Но генералу не нравилось, когда кто-то заглядывал ему в душу, а тон Карнаухова показывал, что тот уловил и растерянность, и тревогу начальника.
– Могли перехватить по дороге, всадить укол и выпотрошить в машине, – по-прежнему раздраженно продолжил генерал. – Могли примитивным отбиванием внутренностей развязать язык прямо здесь...
– Следов уколов на теле нет, я специально обратил внимание эксперта. А что до второго варианта... Извините, но так не делается...
Для всех сотрудников милиции и ФСК, находящихся на освещенном фарами машин и яркими переносными лампами пустыре был предпочтительней вариант случайного разбойного нападения.
Крамской и его люди сразу пришли к такому выводу, и хотя Лизутин был обязан выдвигать и отрабатывать самые экзотические версии, временные рамки и обстановка происшествия не давали ему возможности развернуться.
Похоже, что это действительно трагическая случайность, никакой утечки информации не произошло, оснований к отмене плана «Зет» не имеется... Если только...
Если только Галенков не был предателем, которого убрали после того, как он сделал свое черное дело!
– Его досье безупречно, материалы негласного контроля – тоже, – сказал Карнаухов, будто читая мысли начальника.
Ничего удивительного: тема предательства в спецслужбах, суть работы которых сводится к вербовке, перевербовке, противодействию вербовочным подходам – стоит очень остро. И что самое обидное: у всех предателей прекрасные личные дела и отличные характеристики. Иначе как бы они могли получать доступ к государственным секретам?
– Вместе с начальником сектора внутренней безопасности тщательно, изучите личность, образ жизни, связи погибшего, – сказал Лизутин то, что был обязан сказать, хотя прекрасно знал: личность несчастного шифровальщика тщательнейшим образом изучалась на протяжении всей службы. Но генерал страховался на случай всевозможных осложнений. Он уже решил исходить из того, что секретная информации ушла вместе с ее носителем. Значит, нечего поднимать ненужный переполох. Значит, удастся избежать неприятностей.

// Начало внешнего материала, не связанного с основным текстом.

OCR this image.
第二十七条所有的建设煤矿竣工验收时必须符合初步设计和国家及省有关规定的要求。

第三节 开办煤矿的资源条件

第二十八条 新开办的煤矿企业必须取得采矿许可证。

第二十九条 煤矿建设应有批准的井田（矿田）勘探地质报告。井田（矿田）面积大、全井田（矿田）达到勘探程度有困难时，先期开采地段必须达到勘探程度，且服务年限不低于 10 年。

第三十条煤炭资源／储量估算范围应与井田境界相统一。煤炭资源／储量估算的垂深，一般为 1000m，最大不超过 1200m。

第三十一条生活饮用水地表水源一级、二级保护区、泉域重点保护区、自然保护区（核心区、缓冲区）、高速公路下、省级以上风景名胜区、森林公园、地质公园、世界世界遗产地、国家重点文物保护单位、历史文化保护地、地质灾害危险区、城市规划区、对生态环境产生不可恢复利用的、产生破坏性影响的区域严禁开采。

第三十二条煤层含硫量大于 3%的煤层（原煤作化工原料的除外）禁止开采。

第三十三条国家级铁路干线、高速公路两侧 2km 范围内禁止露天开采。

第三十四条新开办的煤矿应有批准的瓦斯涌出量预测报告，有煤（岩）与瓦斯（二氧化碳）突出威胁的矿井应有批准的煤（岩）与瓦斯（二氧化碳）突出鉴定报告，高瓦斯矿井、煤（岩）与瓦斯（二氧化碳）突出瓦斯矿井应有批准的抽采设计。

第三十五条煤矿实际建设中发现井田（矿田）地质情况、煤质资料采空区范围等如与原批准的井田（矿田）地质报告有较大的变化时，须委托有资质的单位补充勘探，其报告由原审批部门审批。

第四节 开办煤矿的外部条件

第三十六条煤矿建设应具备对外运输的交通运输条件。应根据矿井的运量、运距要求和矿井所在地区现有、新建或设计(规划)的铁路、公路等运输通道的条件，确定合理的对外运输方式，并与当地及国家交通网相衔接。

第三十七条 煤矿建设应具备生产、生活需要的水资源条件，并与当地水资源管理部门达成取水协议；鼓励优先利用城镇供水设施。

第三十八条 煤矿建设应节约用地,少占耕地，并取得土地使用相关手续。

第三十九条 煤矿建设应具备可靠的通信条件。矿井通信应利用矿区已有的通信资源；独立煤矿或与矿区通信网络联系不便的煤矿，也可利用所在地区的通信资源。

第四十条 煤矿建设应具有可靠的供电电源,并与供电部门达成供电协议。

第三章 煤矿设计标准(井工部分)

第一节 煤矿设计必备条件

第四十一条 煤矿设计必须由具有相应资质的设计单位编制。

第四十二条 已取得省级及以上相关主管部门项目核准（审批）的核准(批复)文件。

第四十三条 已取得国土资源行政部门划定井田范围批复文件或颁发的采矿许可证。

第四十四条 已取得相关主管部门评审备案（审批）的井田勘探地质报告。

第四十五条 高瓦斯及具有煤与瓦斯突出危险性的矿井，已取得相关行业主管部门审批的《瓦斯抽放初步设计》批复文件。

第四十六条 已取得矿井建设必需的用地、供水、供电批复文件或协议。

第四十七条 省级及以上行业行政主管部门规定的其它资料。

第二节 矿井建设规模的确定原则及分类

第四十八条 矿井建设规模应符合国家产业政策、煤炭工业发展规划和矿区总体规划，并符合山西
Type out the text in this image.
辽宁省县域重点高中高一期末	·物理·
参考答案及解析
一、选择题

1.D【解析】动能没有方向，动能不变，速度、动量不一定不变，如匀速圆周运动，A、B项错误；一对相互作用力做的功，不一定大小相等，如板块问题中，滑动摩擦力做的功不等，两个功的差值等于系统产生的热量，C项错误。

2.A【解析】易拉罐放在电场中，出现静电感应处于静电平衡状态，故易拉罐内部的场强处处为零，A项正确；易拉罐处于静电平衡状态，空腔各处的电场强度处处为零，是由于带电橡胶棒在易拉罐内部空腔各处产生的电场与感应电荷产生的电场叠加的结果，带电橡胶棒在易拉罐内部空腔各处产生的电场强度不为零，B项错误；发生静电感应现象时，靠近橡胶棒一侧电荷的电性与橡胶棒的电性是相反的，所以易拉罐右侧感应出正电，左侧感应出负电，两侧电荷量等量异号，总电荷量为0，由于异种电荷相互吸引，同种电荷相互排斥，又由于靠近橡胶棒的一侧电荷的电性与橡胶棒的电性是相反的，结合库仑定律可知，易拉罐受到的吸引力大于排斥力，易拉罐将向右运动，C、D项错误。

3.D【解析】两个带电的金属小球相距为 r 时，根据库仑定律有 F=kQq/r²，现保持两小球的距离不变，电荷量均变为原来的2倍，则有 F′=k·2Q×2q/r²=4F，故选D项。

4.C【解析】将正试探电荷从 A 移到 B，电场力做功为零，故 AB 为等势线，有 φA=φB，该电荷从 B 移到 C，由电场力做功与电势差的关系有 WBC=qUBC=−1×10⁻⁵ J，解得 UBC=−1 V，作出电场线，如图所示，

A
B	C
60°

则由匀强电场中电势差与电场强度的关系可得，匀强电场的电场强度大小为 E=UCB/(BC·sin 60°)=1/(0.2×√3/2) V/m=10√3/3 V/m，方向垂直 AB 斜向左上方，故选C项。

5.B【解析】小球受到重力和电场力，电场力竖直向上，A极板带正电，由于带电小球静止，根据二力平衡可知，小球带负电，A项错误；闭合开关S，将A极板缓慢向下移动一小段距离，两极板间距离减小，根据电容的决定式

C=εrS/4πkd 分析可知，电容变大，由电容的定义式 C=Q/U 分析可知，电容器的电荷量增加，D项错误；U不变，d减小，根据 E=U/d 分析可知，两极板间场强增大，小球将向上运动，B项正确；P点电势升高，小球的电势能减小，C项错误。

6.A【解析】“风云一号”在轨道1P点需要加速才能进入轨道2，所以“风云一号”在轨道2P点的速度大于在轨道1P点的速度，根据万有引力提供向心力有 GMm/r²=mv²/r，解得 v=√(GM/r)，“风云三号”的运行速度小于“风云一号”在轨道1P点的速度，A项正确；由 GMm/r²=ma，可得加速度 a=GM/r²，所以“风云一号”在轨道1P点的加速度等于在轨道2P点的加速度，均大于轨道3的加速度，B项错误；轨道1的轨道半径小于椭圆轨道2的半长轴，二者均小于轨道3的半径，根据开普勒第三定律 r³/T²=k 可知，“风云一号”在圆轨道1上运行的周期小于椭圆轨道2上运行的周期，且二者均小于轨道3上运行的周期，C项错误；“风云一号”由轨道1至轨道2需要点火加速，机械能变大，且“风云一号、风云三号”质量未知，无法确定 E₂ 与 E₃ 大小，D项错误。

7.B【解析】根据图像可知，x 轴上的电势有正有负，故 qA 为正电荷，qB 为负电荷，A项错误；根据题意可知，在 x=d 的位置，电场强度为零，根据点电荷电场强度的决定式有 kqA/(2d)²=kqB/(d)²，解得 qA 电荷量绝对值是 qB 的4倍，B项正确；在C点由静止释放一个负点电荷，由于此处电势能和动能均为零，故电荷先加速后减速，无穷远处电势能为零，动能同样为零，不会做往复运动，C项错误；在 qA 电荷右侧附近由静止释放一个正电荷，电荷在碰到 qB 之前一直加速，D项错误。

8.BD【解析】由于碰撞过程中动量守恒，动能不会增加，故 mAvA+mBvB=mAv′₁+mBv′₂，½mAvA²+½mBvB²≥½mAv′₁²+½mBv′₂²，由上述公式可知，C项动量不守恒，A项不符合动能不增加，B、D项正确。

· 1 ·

Но если решение окажется ошибочным, запахнет не только пенсией, но и трибуналом. Поэтому очень важно отдать все команды, какие только возможно.
Подойдя к Крамскому, начальник УФСК изложил, какое содействие требуется от милиции. Через минуту начальник УВД дал соответствующую «накачку» подчиненным.
Основная нагрузка ложилась на Центральный райотдел – убийство произошло на его территории. Начальник райотдела Симаков негромко переговаривался с заместителем по оперработе Савушкиным. Кое-что им было ясно: пока дело не раскрыто, зарегистрировать его как причинение тяжких телесных повреждений, повлекших смерть потерпевшего, чтобы не вешать себе на шею «глухое» убийство.
Оно вроде что в лоб, что по лбу, ан нет – графы в статотчетности разные и за убийства сильнее лупят!
Но такой примитивной хитростью в с голь гнилом деле не спасешься, надо раскрыть как можно быстрее, да расколоть этих тварей до самой жопы, чтобы все сомнения контрразведки снят. А кто раскроет, кто расколет? Сейчас марафетчиков и «химиков» развелось куда больше, чем настоящих сыскарей.
– Сюда бы Коренева, – пробурчал Савушкин – Он весь блат знал, до утра бы за яйца притащил с полным раскладом.
– А ты вытащи его из зоны на сутки, – раздраженно ответил Симаков.
– Так только в американском кино бывает... Я вообще не пойму: за что засадили парня? За то, что эту мразь, убийцу расколол?
Симаков покашлял.
– Тогда все на ушах стояли. И ты с выпученными глазами бегал. А тут еще эта пленка...
– Да, шум подняли большой... Но ничего особенного онто не сделал... Пуганул маленько... Я б его опять на службу взял, если б приговор отменили.
– Если бы да кабы, – Симаков понизил голос. – А кто, по-твоему, этого выблядка пришил?
– Откуда я знаю! Небось свои же...
Карнаyxoв тоже вспомнил Коренева. С ним можно было снять все вопросы в течение суток... Но начальник оперативного отдела сам обеспечивал разработку против майора.
А следователь прокуратуры Горский, который сейчас громко разглагольствует возле трупа, взял его под стражу и отдал под суд.
Все руку приложили, чего теперь вспоминать... Карнаухов отогнал неприятные мысли.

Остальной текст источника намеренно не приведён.